Il confie avoir licencié 3 ouvriers pour limiter ses frais. Les propriétaires d’atelier racontent qu’autrefois, ce métier était synonyme de richesse. Le prix d’une de ces lanternes (fanous) brandies par les enfants pendant le mois du Ramadan pouvait couvrir les frais de 4 foyers. Le fanous traditionnel était en cuivre et en verre coloré. Ainsi, l’ouvrier cirier travaillait en équipe. « Maintenant, avec l’importation des lanternes chinoises, nos ouvriers sont au chômage. Et cette tradition est en train de se perdre. Aujourd’hui, les marchés sont envahis par de nouvelles lanternes en plastique, Made in China, pauvre en style, de qualité médiocre, trop colorés et qui fonctionnent avec des piles », explique tristement Moez Zayane, un autre propriétaire d’atelier qui avoue que lui-même utilise une lampe à batterie de fabrication chinoise lors des coupures d’électricité. « J’utilise ce genre-là car son prix ne dépasse pas les 30 L.E. Avec des bougies, je dépenserais 40 L.E. toutes les 3 heures ».

La production égyptienne propose des « prix qui restent élevés, et la concurrence de la Chine, notamment, se fait de plus en plus sentir : elle a décuplé ces 20 dernières années, surtout après les accords commerciaux égypto-chinois signés entre les deux pays », argumente Mohamad Al-Raféï. Il raconte que cette situation désastreuse a eu un impact important sur sa famille. « Après la révolution du 25 janvier 2011, j’ai dû transférer mes deux fils de l’école privée à une autre gouvernementale, moins chère. Comment fournir les 20 000 L.E. de frais de scolarité de mes enfants alors que je n’ai pas assez de liquidités ? Dois-je les payer en petites bougies ? », ironise-t-il, tout en s’inquiétant de sa sécurité financière.
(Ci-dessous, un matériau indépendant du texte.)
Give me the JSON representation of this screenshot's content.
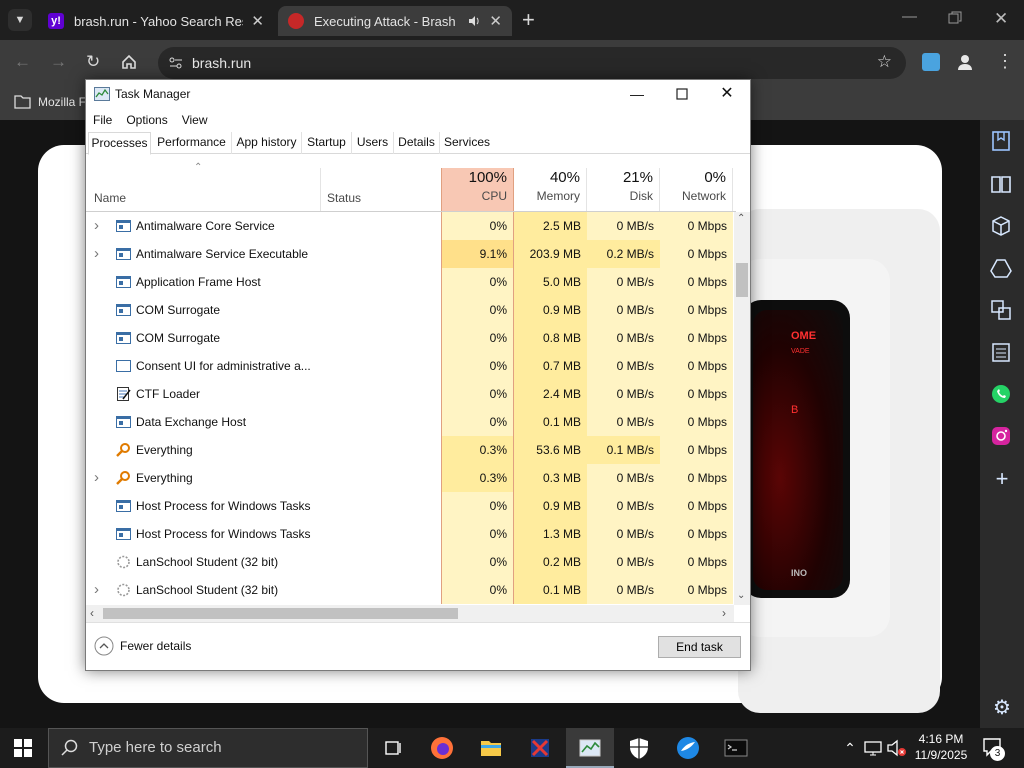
{
  "browser": {
    "tabs": [
      {
        "title": "brash.run - Yahoo Search Results",
        "close": "✕"
      },
      {
        "title": "Executing Attack - Brash",
        "close": "✕"
      }
    ],
    "new_tab": "+",
    "url": "brash.run",
    "bookmark": "Mozilla Firefox"
  },
  "phone_screen": {
    "line1": "OME",
    "line2": "VADE",
    "line3": "B",
    "footer": "INO"
  },
  "task_manager": {
    "title": "Task Manager",
    "menu": [
      "File",
      "Options",
      "View"
    ],
    "tabs": [
      "Processes",
      "Performance",
      "App history",
      "Startup",
      "Users",
      "Details",
      "Services"
    ],
    "columns": {
      "name": "Name",
      "status": "Status",
      "cpu": {
        "pct": "100%",
        "label": "CPU"
      },
      "memory": {
        "pct": "40%",
        "label": "Memory"
      },
      "disk": {
        "pct": "21%",
        "label": "Disk"
      },
      "network": {
        "pct": "0%",
        "label": "Network"
      }
    },
    "processes": [
      {
        "name": "Antimalware Core Service",
        "expandable": true,
        "icon": "window-app-icon",
        "cpu": "0%",
        "memory": "2.5 MB",
        "disk": "0 MB/s",
        "network": "0 Mbps"
      },
      {
        "name": "Antimalware Service Executable",
        "expandable": true,
        "icon": "window-app-icon",
        "cpu": "9.1%",
        "memory": "203.9 MB",
        "disk": "0.2 MB/s",
        "network": "0 Mbps"
      },
      {
        "name": "Application Frame Host",
        "expandable": false,
        "icon": "window-app-icon",
        "cpu": "0%",
        "memory": "5.0 MB",
        "disk": "0 MB/s",
        "network": "0 Mbps"
      },
      {
        "name": "COM Surrogate",
        "expandable": false,
        "icon": "window-app-icon",
        "cpu": "0%",
        "memory": "0.9 MB",
        "disk": "0 MB/s",
        "network": "0 Mbps"
      },
      {
        "name": "COM Surrogate",
        "expandable": false,
        "icon": "window-app-icon",
        "cpu": "0%",
        "memory": "0.8 MB",
        "disk": "0 MB/s",
        "network": "0 Mbps"
      },
      {
        "name": "Consent UI for administrative a...",
        "expandable": false,
        "icon": "blank-window-icon",
        "cpu": "0%",
        "memory": "0.7 MB",
        "disk": "0 MB/s",
        "network": "0 Mbps"
      },
      {
        "name": "CTF Loader",
        "expandable": false,
        "icon": "ctf-notepad-icon",
        "cpu": "0%",
        "memory": "2.4 MB",
        "disk": "0 MB/s",
        "network": "0 Mbps"
      },
      {
        "name": "Data Exchange Host",
        "expandable": false,
        "icon": "window-app-icon",
        "cpu": "0%",
        "memory": "0.1 MB",
        "disk": "0 MB/s",
        "network": "0 Mbps"
      },
      {
        "name": "Everything",
        "expandable": false,
        "icon": "magnifier-icon",
        "cpu": "0.3%",
        "memory": "53.6 MB",
        "disk": "0.1 MB/s",
        "network": "0 Mbps"
      },
      {
        "name": "Everything",
        "expandable": true,
        "icon": "magnifier-icon",
        "cpu": "0.3%",
        "memory": "0.3 MB",
        "disk": "0 MB/s",
        "network": "0 Mbps"
      },
      {
        "name": "Host Process for Windows Tasks",
        "expandable": false,
        "icon": "window-app-icon",
        "cpu": "0%",
        "memory": "0.9 MB",
        "disk": "0 MB/s",
        "network": "0 Mbps"
      },
      {
        "name": "Host Process for Windows Tasks",
        "expandable": false,
        "icon": "window-app-icon",
        "cpu": "0%",
        "memory": "1.3 MB",
        "disk": "0 MB/s",
        "network": "0 Mbps"
      },
      {
        "name": "LanSchool Student (32 bit)",
        "expandable": false,
        "icon": "lanschool-icon",
        "cpu": "0%",
        "memory": "0.2 MB",
        "disk": "0 MB/s",
        "network": "0 Mbps"
      },
      {
        "name": "LanSchool Student (32 bit)",
        "expandable": true,
        "icon": "lanschool-icon",
        "cpu": "0%",
        "memory": "0.1 MB",
        "disk": "0 MB/s",
        "network": "0 Mbps"
      }
    ],
    "fewer_details": "Fewer details",
    "end_task": "End task"
  },
  "taskbar": {
    "search_placeholder": "Type here to search",
    "time": "4:16 PM",
    "date": "11/9/2025",
    "notification_count": "3"
  }
}
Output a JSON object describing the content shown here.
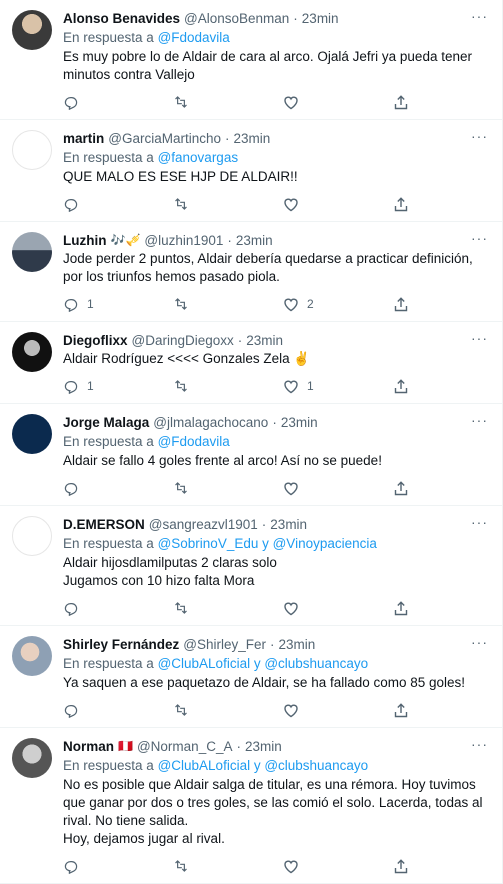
{
  "tweets": [
    {
      "name": "Alonso Benavides",
      "emoji": "",
      "handle": "@AlonsoBenman",
      "time": "23min",
      "reply_prefix": "",
      "reply_to": "",
      "text": "Es muy pobre lo de Aldair de cara al arco. Ojalá Jefri ya pueda tener minutos contra Vallejo",
      "replies": "",
      "retweets": "",
      "likes": ""
    },
    {
      "name": "martin",
      "emoji": "",
      "handle": "@GarciaMartincho",
      "time": "23min",
      "reply_prefix": "En respuesta a",
      "reply_to": "@fanovargas",
      "text": "QUE MALO ES ESE HJP DE ALDAIR!!",
      "replies": "",
      "retweets": "",
      "likes": ""
    },
    {
      "name": "Luzhin",
      "emoji": "🎶🎺",
      "handle": "@luzhin1901",
      "time": "23min",
      "reply_prefix": "",
      "reply_to": "",
      "text": "Jode perder 2 puntos, Aldair debería quedarse a practicar definición, por los triunfos hemos pasado piola.",
      "replies": "1",
      "retweets": "",
      "likes": "2"
    },
    {
      "name": "Diegoflixx",
      "emoji": "",
      "handle": "@DaringDiegoxx",
      "time": "23min",
      "reply_prefix": "",
      "reply_to": "",
      "text": "Aldair Rodríguez <<<< Gonzales Zela ✌️",
      "replies": "1",
      "retweets": "",
      "likes": "1"
    },
    {
      "name": "Jorge Malaga",
      "emoji": "",
      "handle": "@jlmalagachocano",
      "time": "23min",
      "reply_prefix": "En respuesta a",
      "reply_to": "@Fdodavila",
      "text": "Aldair se fallo 4 goles frente al arco! Así no se puede!",
      "replies": "",
      "retweets": "",
      "likes": ""
    },
    {
      "name": "D.EMERSON",
      "emoji": "",
      "handle": "@sangreazvl1901",
      "time": "23min",
      "reply_prefix": "En respuesta a",
      "reply_to": "@SobrinoV_Edu y @Vinoypaciencia",
      "text": "Aldair hijosdlamilputas 2 claras solo\nJugamos con 10 hizo falta Mora",
      "replies": "",
      "retweets": "",
      "likes": ""
    },
    {
      "name": "Shirley Fernández",
      "emoji": "",
      "handle": "@Shirley_Fer",
      "time": "23min",
      "reply_prefix": "En respuesta a",
      "reply_to": "@ClubALoficial y @clubshuancayo",
      "text": "Ya saquen a ese paquetazo de Aldair, se ha fallado como 85 goles!",
      "replies": "",
      "retweets": "",
      "likes": ""
    },
    {
      "name": "Norman",
      "emoji": "🇵🇪",
      "handle": "@Norman_C_A",
      "time": "23min",
      "reply_prefix": "En respuesta a",
      "reply_to": "@ClubALoficial y @clubshuancayo",
      "text": "No es posible que Aldair salga de titular, es una rémora. Hoy tuvimos que ganar por dos o tres goles, se las comió el solo. Lacerda, todas al rival. No tiene salida.\nHoy, dejamos jugar al rival.",
      "replies": "",
      "retweets": "",
      "likes": ""
    }
  ],
  "first_tweet_reply_line": "En respuesta a",
  "first_tweet_reply_to": "@Fdodavila",
  "dot": "·",
  "more_glyph": "···",
  "icons": [
    "reply-icon",
    "retweet-icon",
    "like-icon",
    "share-icon",
    "more-icon"
  ],
  "colors": {
    "link": "#1d9bf0",
    "muted": "#536471",
    "text": "#0f1419",
    "border": "#eff3f4"
  }
}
Hazem Abdel-Nabi, lui, ne connaît plus la crise. Il a réussi à résoudre les risques et difficultés du métier en élargissant sa petite entreprise. Il possède maintenant deux ateliers : l’un artisanal et l’autre mécanique, situés à Fostat. Avec 6 machines, il arrive à produire d’autres types de cire pour différentes utilisations. « La cire liquide mise en bouteille sert par exemple au ménage : nettoyer le parquet, le bois et le marbre en utilisant une éponge cirée », conclut-il. Car les seules bougies faites main appartiennent désormais au passé.